Monday, May 23, 2011

Kuwait's Dahes, Ghabrea'a: Vexatious Politics

By Ahmed Al-Jarallah
This Op-Ed was published in The Arab Times on 23/05/2011

The recent incident proved the determination of a parliamentarian minority to deprive the majority of their right to express their opinion and to impose their personal agenda on the whole country. It is just another Dahes and Al-Ghabra’a battle — a bloody pre-Islamic war that erupted between the Arab tribes as a result of tribal conflicts over pastures and water sources in the Arabian Desert. This time, the battle took place inside the National Assembly, pushing us back to the pre-Islamic era to the detriment of the interests of the country and its people. The grilling ‘knights’, who have failed in their bid to oust HH the Prime Minister Sheikh Nasser Mohammad Al-Ahmad Al-Sabah through the weak parliamentary inquests, have taken to the streets and started practicing political sadism that no democracy in the world has ever seen before.

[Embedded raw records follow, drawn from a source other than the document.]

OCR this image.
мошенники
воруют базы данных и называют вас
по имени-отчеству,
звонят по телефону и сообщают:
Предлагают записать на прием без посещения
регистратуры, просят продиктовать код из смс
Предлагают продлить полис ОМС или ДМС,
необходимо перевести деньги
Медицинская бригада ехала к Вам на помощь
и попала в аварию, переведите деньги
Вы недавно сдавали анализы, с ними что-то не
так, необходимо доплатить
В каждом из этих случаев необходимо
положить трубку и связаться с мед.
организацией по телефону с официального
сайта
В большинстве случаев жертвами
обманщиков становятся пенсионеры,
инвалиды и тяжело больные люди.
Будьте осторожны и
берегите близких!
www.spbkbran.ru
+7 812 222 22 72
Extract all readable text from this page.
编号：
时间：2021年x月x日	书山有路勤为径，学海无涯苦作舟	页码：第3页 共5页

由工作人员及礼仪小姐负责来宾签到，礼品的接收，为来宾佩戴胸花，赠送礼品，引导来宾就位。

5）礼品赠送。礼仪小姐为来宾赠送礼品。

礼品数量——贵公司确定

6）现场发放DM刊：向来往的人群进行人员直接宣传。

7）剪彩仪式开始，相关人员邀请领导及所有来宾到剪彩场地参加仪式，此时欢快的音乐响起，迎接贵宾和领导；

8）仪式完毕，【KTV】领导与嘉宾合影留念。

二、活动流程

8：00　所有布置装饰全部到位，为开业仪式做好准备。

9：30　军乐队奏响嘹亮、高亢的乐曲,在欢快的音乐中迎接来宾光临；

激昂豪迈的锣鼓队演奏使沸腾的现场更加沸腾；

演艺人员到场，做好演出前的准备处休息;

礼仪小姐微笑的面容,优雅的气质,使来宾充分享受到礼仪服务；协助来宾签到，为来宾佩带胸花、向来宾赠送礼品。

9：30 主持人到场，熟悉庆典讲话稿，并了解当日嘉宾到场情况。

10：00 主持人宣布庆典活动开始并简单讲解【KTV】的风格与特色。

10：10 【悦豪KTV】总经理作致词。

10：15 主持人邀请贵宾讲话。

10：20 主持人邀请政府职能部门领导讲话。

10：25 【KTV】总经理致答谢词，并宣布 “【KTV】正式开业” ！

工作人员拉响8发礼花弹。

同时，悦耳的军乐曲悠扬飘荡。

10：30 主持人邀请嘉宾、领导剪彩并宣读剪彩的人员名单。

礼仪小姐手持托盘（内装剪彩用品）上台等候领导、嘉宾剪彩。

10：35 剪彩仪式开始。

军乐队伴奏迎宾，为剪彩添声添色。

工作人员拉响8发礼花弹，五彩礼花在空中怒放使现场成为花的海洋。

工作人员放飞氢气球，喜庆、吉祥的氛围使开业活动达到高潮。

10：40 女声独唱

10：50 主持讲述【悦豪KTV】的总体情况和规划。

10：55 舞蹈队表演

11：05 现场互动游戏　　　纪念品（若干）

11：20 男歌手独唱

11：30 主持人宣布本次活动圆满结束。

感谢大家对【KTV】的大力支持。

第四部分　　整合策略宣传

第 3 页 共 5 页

What gives a group whose members do not exceed the number of fingers on two hands the right to demand, on behalf of the Kuwaiti people, the ouster of the prime minister and the Parliament speaker? Have you asked for the opinion of all Kuwaitis in this matter? Can you deny the fact that the parliamentary elections have brought the majority of MPs who oppose your ways?

Even if we assume that this majority is on the wrong track, there is still a constitutional institute that is functioning. You have been trying to outdo each other in submitting vexatious interpellations to the Secretariat-General of the Parliament. The legislature will decide on the issue, not the streets. Within the institution, you will be able to topple Sheikh Nasser or Jassem Al-Khorafi, albeit through legitimate and constitutional means, not political hooliganism. You have been acting like tax collectors who impose taxes on the State by inciting a few individuals to rebel against the regime and claiming to represent the people.

We have no intention to turn the authorities into the enemies of this parliamentary group. However, we call on the authorities to let the group scream, in the name of democratic freedom, as much as they desire; after all, no one will respond to them. Maybe they think they will be able to impose their agenda on the State if they replicate the incidents in Egypt and Tunisia. They must carefully study what happened in Yemen, in which the majority did not allow the minority to seize power except through the Constitution. We should take into consideration that the majority of Yemeni President Ali Abdullah Saleh is different from the minority of MP Musallam Al-Barrak and his group.

People have said it repeatedly: they do not want to be ruled by a parliamentarian minority that strains relations and instigates tension. This minority will wreak havoc in the whole country if we allow it to have its own way. We do not want to be ruled by the dictators who raise empty slogans — similar to the ruling methods of Gaddafi and Al-Assad. The difference is that here, our MPs will transform ministries into arenas for corruption, ‘wasta’ (influence), electoral gains and under-the-table deals, as they have been doing for the last years.

Kuwait will not go back to the Dahes and Al-Ghabra’a era. We are not in a race between two horses, the winner of which will see its tribe protecting the convoy of Al-Nouman (an ancient Arab ruler). We will not tolerate a trick to weaken the State and incite chaos like what happened in the 40 years of war ignited by the hoofs of two horses — the cause of the Dahes and Al-Ghabra’a War). We will not be led to fight for four decades over another Al-Basous she-camel — the cause of another Arab war in the pre-Islamic era. No, we will not be pushed down that road for the sake of someone who wants to put in his resume that he was the first person to ouster a prime minister through vexatious grilling or a very weak demonstration. We are racing against time to help Kuwait out of the deliberate delay in its development journey due to the stubbornness of some MPs, who enjoy blackmailing both the government and the voters. When Sheikh Nasser imposed the rule of law on everyone, they were annoyed because their real intentions were exposed to the people.

Unfortunately, a limited number of MPs have committed political sins that destroyed the State through their interpretation of the Constitution according to their desires. They have been trying to impose their point of view on the majority, as if we are facing a new political Khawarij — a group that opposed the Islamic state in the early stages of the Islamic era. The members of the new group seem keen on imitating their ancient counterparts, who branded whoever was against their bizarre stances as an infidel. These MPs have forgotten that their voices are futile, because the people are now aware of their actual motives. They will not succeed as long as Sheikh Nasser continues to stand firm by his decision and knows how to deal with the grilling hysteria of those on the brink of political bankruptcy.